The mean is more strongly representative of outliers than the median is. This is a Bad Thing (TM) in pretty much all cases. For example, it doesn't matter if you roll a 20 or a 19 in pretty much all cases. The difference is negligible in most games, and it comes up less than .1% of situations in my experience. Similarly, the difference between a 1 and a 2 is negligible. If, however, I was to replace the 1 and 20 on the d20 with a 2 and a 19, and do the same maths we said earlier, we would end up with a value higher than 3.325. This is a Bad Thing (TM), as it means that two dice that give the same results in practice give different values in theory.

More representative is: If you roll 2d20 and keep the best, there is a 50% chance of getting a 15 or higher. There is a 25% chance of getting an 18 or higher, and there is a 75% chance of getting an 11 or higher.

In other words:
The five number summary of 1D20 is 1, 5, 10, 15, 20.
The five number summary of 2D20b1 is 1, 11, 15, 18, 20.

You could show these on a box plot (http://en.wikipedia.org/wiki/Box_plot) to make the point that it's not equivalent to a simple numeric increase.

If I have +0 to a roll with a DC of 21, I'd rather take a +1 than the ability to roll 50D20 and keep the best one.

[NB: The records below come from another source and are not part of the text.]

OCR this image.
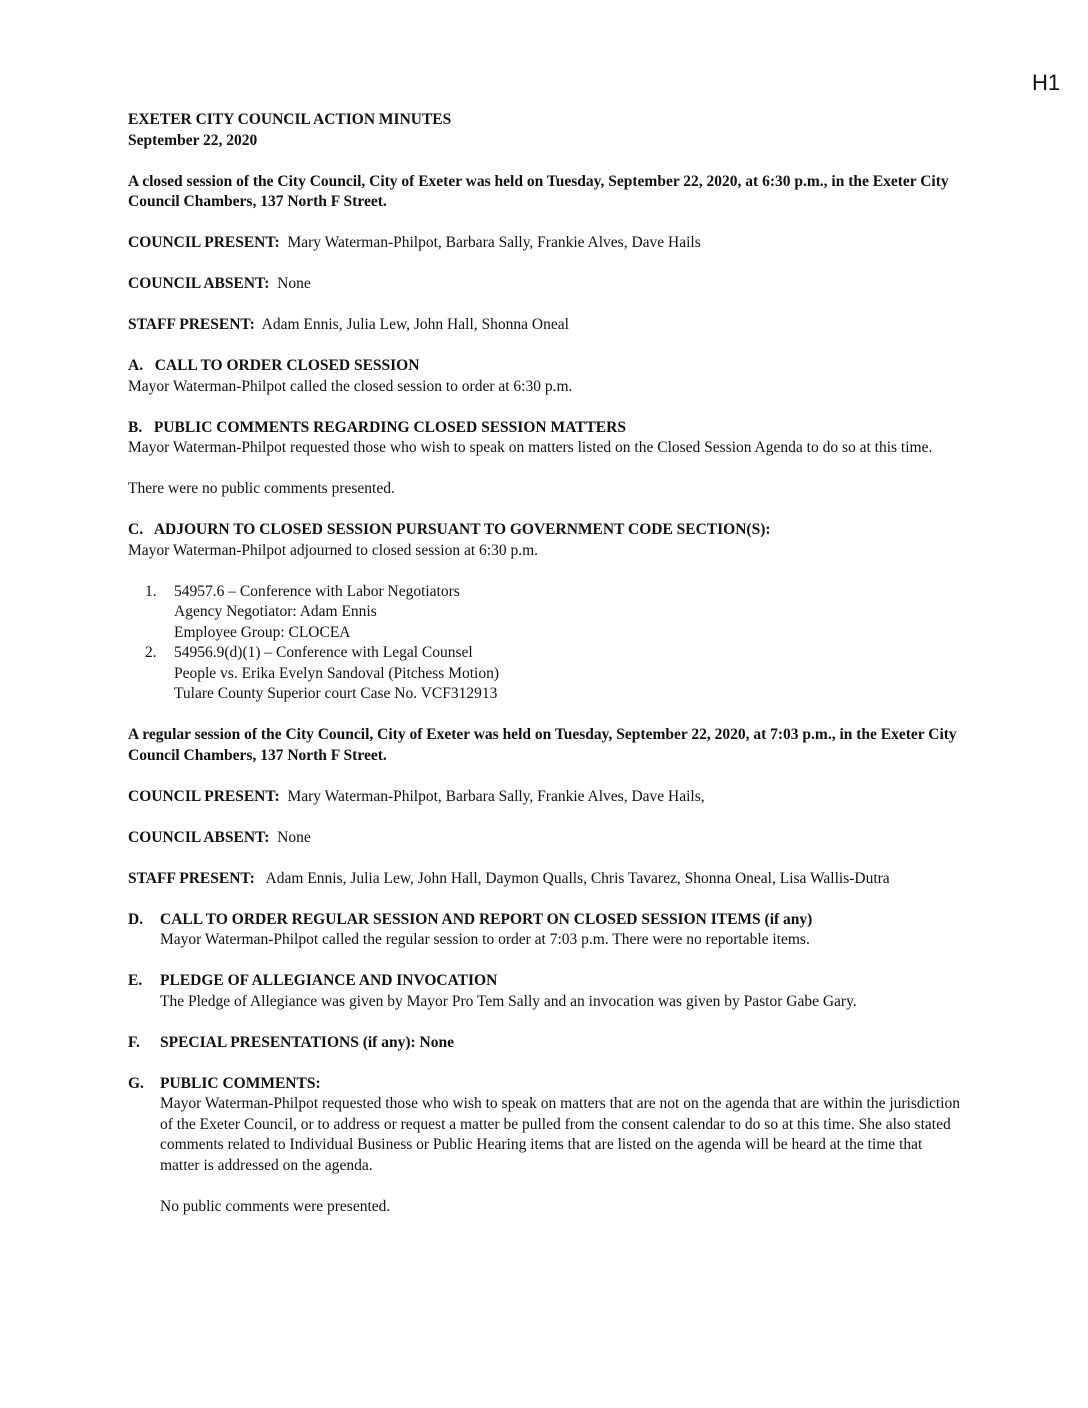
H1

EXETER CITY COUNCIL ACTION MINUTES

September 22, 2020

A closed session of the City Council, City of Exeter was held on Tuesday, September 22, 2020, at 6:30 p.m., in the Exeter City Council Chambers, 137 North F Street.

COUNCIL PRESENT: Mary Waterman-Philpot, Barbara Sally, Frankie Alves, Dave Hails

COUNCIL ABSENT: None

STAFF PRESENT: Adam Ennis, Julia Lew, John Hall, Shonna Oneal

A.   CALL TO ORDER CLOSED SESSION

Mayor Waterman-Philpot called the closed session to order at 6:30 p.m.

B.   PUBLIC COMMENTS REGARDING CLOSED SESSION MATTERS

Mayor Waterman-Philpot requested those who wish to speak on matters listed on the Closed Session Agenda to do so at this time.

There were no public comments presented.

C.   ADJOURN TO CLOSED SESSION PURSUANT TO GOVERNMENT CODE SECTION(S):

Mayor Waterman-Philpot adjourned to closed session at 6:30 p.m.

1.	54957.6 – Conference with Labor Negotiators

Agency Negotiator: Adam Ennis

Employee Group: CLOCEA

2.	54956.9(d)(1) – Conference with Legal Counsel

People vs. Erika Evelyn Sandoval (Pitchess Motion)

Tulare County Superior court Case No. VCF312913

A regular session of the City Council, City of Exeter was held on Tuesday, September 22, 2020, at 7:03 p.m., in the Exeter City Council Chambers, 137 North F Street.

COUNCIL PRESENT: Mary Waterman-Philpot, Barbara Sally, Frankie Alves, Dave Hails,

COUNCIL ABSENT: None

STAFF PRESENT: Adam Ennis, Julia Lew, John Hall, Daymon Qualls, Chris Tavarez, Shonna Oneal, Lisa Wallis-Dutra

D.	CALL TO ORDER REGULAR SESSION AND REPORT ON CLOSED SESSION ITEMS (if any)

Mayor Waterman-Philpot called the regular session to order at 7:03 p.m. There were no reportable items.

E.	PLEDGE OF ALLEGIANCE AND INVOCATION

The Pledge of Allegiance was given by Mayor Pro Tem Sally and an invocation was given by Pastor Gabe Gary.

F.	SPECIAL PRESENTATIONS (if any): None

G.	PUBLIC COMMENTS:

Mayor Waterman-Philpot requested those who wish to speak on matters that are not on the agenda that are within the jurisdiction of the Exeter Council, or to address or request a matter be pulled from the consent calendar to do so at this time. She also stated comments related to Individual Business or Public Hearing items that are listed on the agenda will be heard at the time that matter is addressed on the agenda.

No public comments were presented.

If I have a +0 on a roll with a DC of 10, 2D20B1 is exactly equivalent to a +5.

So, as others stated, the answer is "Somewhere between 5 and 0."

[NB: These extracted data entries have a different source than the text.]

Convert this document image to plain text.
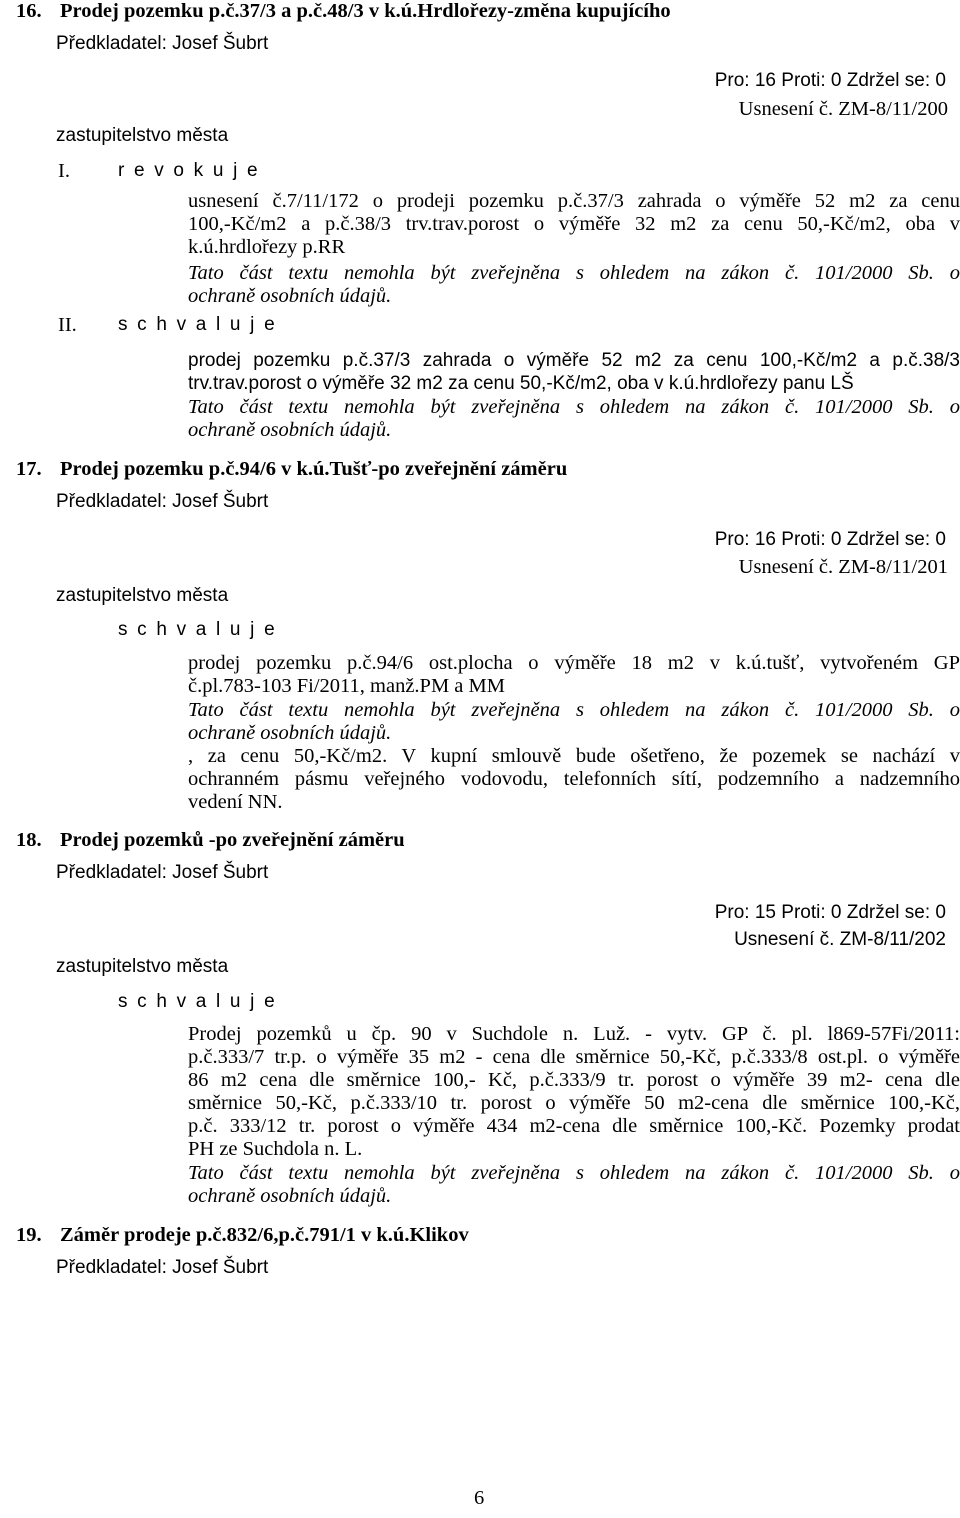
16. Prodej pozemku p.č.37/3 a p.č.48/3 v k.ú.Hrdlořezy-změna kupujícího
Předkladatel: Josef Šubrt
Pro: 16 Proti: 0 Zdržel se: 0
Usnesení č. ZM-8/11/200
zastupitelstvo města
I.	r e v o k u j e
usnesení č.7/11/172 o prodeji pozemku p.č.37/3 zahrada o výměře 52 m2 za cenu
100,-Kč/m2 a p.č.38/3 trv.trav.porost o výměře 32 m2 za cenu 50,-Kč/m2, oba v
k.ú.hrdlořezy p.RR
Tato část textu nemohla být zveřejněna s ohledem na zákon č. 101/2000 Sb. o
ochraně osobních údajů.
II. s c h v a l u j e
prodej pozemku p.č.37/3 zahrada o výměře 52 m2 za cenu 100,-Kč/m2 a p.č.38/3
trv.trav.porost o výměře 32 m2 za cenu 50,-Kč/m2, oba v k.ú.hrdlořezy panu LŠ
Tato část textu nemohla být zveřejněna s ohledem na zákon č. 101/2000 Sb. o
ochraně osobních údajů.
17. Prodej pozemku p.č.94/6 v k.ú.Tušť-po zveřejnění záměru
Předkladatel: Josef Šubrt
Pro: 16 Proti: 0 Zdržel se: 0
Usnesení č. ZM-8/11/201
zastupitelstvo města
s c h v a l u j e
prodej pozemku p.č.94/6 ost.plocha o výměře 18 m2 v k.ú.tušť, vytvořeném GP
č.pl.783-103 Fi/2011, manž.PM a MM
Tato část textu nemohla být zveřejněna s ohledem na zákon č. 101/2000 Sb. o
ochraně osobních údajů.
, za cenu 50,-Kč/m2. V kupní smlouvě bude ošetřeno, že pozemek se nachází v
ochranném pásmu veřejného vodovodu, telefonních sítí, podzemního a nadzemního
vedení NN.
18. Prodej pozemků -po zveřejnění záměru
Předkladatel: Josef Šubrt
Pro: 15 Proti: 0 Zdržel se: 0
Usnesení č. ZM-8/11/202
zastupitelstvo města
s c h v a l u j e
Prodej pozemků u čp. 90 v Suchdole n. Luž. - vytv. GP č. pl. l869-57Fi/2011:
p.č.333/7 tr.p. o výměře 35 m2 - cena dle směrnice 50,-Kč, p.č.333/8 ost.pl. o výměře
86 m2 cena dle směrnice 100,- Kč, p.č.333/9 tr. porost o výměře 39 m2- cena dle
směrnice 50,-Kč, p.č.333/10 tr. porost o výměře 50 m2-cena dle směrnice 100,-Kč,
p.č. 333/12 tr. porost o výměře 434 m2-cena dle směrnice 100,-Kč. Pozemky prodat
PH ze Suchdola n. L.
Tato část textu nemohla být zveřejněna s ohledem na zákon č. 101/2000 Sb. o
ochraně osobních údajů.
19. Záměr prodeje p.č.832/6,p.č.791/1 v k.ú.Klikov
Předkladatel: Josef Šubrt
6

Surprised that this thread became so heated. Figured the answer would be as simple as "A d20 rolls X on average, 2d20b1 rolls Y on average" and... that's it.

Human perception of probability is a trained skill as is the math behind it. It takes a smart guy to do the math behind it. But it takes time to understand how different variants of generating random numbers influence the result.

In other words:
The five number summary of 1D20 is 1, 5, 10, 15, 20.
The five number summary of 2D20b1 is 1, 11, 15, 18, 20.

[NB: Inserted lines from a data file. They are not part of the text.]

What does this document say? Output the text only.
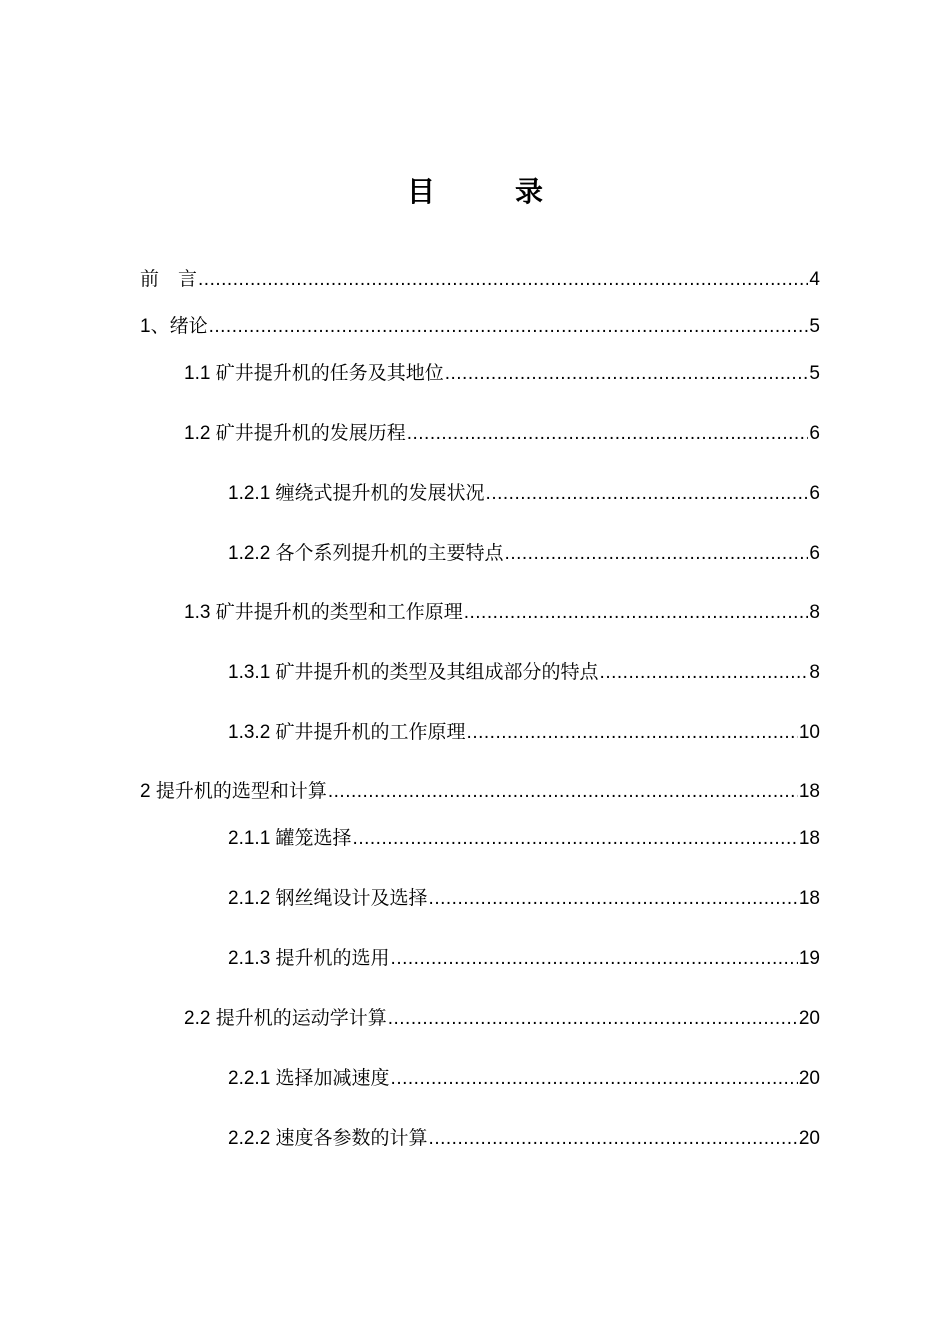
目　录
前　言 .....	4
1、绪论 .....	5
1.1 矿井提升机的任务及其地位 .....	5
1.2 矿井提升机的发展历程 .....	6
1.2.1 缠绕式提升机的发展状况 .....	6
1.2.2 各个系列提升机的主要特点 .....	6
1.3 矿井提升机的类型和工作原理 .....	8
1.3.1 矿井提升机的类型及其组成部分的特点 .....	8
1.3.2 矿井提升机的工作原理 .....	10
2 提升机的选型和计算 .....	18
2.1.1 罐笼选择 .....	18
2.1.2 钢丝绳设计及选择 .....	18
2.1.3 提升机的选用 .....	19
2.2 提升机的运动学计算 .....	20
2.2.1 选择加减速度 .....	20
2.2.2 速度各参数的计算 .....	20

You could show these on a box plot (http://en.wikipedia.org/wiki/Box_plot) to make the point that it's not equivalent to a simple numeric increase.

If I have +0 to a roll with a DC of 21, I'd rather take a +1 than the ability to roll 50D20 and keep the best one.

If I have a +0 on a roll with a DC of 10, 2D20B1 is exactly equivalent to a +5.

So, as others stated, the answer is "Somewhere between 5 and 0."

Box plots work, but I closed matlab before posting this and didn't want to open it up again. I've done my work for the day. I do like the 5-number summary, but I don't think many people would know about it. (I swear I learnt about them in uni, and I generally don't assume most people have done first year stats). The other thing that this shows, however, is the spread. The Inter-Quartile Range (IQR) is smaller when using 2d20b1 than 1d20, which means your result is more predictable. While you might not get 15 every time, you are more likely to get near 15 with 2d20b1 than you are to get near 10 when rolling 1d20.